Salesforce is making its Einstein artificial intelligence technology more useful for financial advisers.
The new Einstein Analytics for Financial Services can predict which clients are most — or least — likely to increase their assets under management, or which clients are most likely to leave the firm. The new tools are built directly into Financial Services Cloud, the version of Salesforce's client relationship management software tailored to financial advisers.
Advisers can look across their book of business and drill down into individual client data to understand what is driving the AI's prediction. Rohit Mahna, general manager of Salesforce Financial Services, said this can help advisers better prepare for a client meeting or know which clients to reach out to.
"Is this a happy client or an unhappy client? You might know this for your best clients, but what about for all 650?" Mr. Mahna said. "[Einstein] is taking artificial intelligence down to the individual."
Salesforce is also using Einstein to power new analytic dashboards covering things like client financial goals, referrals and fees.

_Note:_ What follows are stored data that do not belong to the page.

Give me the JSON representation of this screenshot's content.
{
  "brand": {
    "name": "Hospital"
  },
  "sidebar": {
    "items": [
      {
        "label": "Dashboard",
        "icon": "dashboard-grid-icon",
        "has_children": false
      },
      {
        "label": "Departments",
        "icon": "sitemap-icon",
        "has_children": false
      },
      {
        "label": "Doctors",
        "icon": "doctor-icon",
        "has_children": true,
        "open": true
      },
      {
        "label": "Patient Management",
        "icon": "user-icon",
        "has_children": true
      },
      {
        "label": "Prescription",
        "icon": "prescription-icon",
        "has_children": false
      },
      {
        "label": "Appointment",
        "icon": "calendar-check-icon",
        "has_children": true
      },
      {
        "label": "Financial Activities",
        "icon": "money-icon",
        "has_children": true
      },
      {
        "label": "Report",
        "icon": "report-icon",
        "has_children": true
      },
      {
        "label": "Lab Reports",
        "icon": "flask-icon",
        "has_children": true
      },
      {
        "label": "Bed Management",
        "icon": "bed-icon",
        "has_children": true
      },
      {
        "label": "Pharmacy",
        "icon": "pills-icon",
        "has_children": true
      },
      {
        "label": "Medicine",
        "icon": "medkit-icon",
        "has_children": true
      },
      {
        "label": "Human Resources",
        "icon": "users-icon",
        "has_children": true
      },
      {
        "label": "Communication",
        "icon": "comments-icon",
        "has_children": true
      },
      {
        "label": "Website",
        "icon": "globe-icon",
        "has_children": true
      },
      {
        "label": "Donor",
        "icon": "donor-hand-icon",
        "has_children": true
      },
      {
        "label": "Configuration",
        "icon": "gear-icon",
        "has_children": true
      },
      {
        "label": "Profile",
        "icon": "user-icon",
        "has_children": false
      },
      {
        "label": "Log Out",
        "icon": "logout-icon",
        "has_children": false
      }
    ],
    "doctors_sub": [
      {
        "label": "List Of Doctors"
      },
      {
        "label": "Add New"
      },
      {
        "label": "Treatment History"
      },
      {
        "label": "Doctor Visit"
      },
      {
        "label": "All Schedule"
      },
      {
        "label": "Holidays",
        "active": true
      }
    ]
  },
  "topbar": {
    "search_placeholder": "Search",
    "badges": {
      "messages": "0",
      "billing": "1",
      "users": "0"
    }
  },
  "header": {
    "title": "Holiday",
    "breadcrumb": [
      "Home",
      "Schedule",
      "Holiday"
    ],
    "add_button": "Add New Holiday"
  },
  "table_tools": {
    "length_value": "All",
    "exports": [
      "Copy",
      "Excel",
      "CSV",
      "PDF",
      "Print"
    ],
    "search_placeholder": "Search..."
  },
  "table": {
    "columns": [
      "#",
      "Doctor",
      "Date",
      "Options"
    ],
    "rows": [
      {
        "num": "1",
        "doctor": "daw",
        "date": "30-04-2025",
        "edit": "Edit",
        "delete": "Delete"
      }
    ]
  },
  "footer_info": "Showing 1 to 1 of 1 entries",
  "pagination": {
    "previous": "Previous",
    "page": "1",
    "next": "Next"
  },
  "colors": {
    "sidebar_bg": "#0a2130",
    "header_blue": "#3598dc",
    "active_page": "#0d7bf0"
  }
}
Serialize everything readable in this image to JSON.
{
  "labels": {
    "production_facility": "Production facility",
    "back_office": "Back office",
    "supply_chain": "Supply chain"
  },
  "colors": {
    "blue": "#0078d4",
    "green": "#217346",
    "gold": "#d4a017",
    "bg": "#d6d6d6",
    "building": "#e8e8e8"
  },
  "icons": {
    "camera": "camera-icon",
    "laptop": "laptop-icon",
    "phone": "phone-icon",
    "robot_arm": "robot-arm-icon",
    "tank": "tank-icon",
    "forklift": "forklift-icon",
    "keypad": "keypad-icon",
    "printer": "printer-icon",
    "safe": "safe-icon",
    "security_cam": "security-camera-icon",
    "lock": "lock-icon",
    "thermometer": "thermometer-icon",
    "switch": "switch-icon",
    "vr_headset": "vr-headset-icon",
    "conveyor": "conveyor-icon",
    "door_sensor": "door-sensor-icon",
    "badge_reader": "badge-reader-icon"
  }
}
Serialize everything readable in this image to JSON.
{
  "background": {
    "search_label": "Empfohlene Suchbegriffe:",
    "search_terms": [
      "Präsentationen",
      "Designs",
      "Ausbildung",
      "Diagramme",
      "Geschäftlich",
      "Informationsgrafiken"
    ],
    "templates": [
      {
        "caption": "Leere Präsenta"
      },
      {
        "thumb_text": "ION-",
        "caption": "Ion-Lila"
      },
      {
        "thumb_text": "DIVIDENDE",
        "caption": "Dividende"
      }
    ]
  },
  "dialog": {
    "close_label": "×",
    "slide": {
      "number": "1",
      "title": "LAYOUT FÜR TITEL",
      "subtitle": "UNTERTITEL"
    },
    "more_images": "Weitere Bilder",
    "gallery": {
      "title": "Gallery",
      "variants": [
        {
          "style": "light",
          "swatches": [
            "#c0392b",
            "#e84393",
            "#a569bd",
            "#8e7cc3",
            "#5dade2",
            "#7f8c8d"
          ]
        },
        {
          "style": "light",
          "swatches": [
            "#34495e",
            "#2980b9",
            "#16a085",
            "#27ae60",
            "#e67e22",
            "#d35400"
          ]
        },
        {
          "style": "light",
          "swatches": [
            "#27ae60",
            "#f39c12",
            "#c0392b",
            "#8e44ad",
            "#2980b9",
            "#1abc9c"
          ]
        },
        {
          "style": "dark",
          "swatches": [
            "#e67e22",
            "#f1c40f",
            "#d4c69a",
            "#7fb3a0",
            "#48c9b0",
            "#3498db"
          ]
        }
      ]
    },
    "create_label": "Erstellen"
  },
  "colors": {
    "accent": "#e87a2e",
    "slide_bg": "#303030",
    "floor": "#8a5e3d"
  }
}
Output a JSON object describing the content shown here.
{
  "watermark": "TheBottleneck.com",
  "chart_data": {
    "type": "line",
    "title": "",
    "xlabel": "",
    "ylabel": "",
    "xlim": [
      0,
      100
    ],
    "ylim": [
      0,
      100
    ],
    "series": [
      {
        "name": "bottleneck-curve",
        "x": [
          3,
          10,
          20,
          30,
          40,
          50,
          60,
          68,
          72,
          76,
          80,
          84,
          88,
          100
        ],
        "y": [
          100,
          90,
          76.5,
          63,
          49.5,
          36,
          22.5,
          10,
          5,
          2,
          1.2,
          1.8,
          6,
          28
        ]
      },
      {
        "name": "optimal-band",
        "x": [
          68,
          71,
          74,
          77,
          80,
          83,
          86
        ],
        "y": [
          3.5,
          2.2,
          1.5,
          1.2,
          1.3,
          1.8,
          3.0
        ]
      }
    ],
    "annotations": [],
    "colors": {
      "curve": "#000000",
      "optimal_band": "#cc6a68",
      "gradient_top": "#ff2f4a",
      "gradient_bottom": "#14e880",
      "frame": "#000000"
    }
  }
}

Salesforce FSC now includes 100 metrics, 40 dashboards and 20 data sets so advisers don't have to rely on the home office for daily insights or analyses of their clients, Mr. Mahna said.
He added that firms can also customize the analytics they receive and connect external data sources, such as a financial planning software.
Salesforce first brought its AI engine to FSC in 2018 with Einstein Next Best Action, which recommends moves an adviser could make based on client behavior.
Invesco is also making Jemstep, a white-label digital advice technology, available on Salesforce's AppExchange. Firms using Jemstep as their robo-adviser will now be able to see client goals, risk profiles, assets and investments within Salesforce.
In a statement, Jemstep president and CEO Simon Roy said the new integration "results in an intelligent and scalable enterprise-class digital platform for advisers supporting personalized solutions for investors."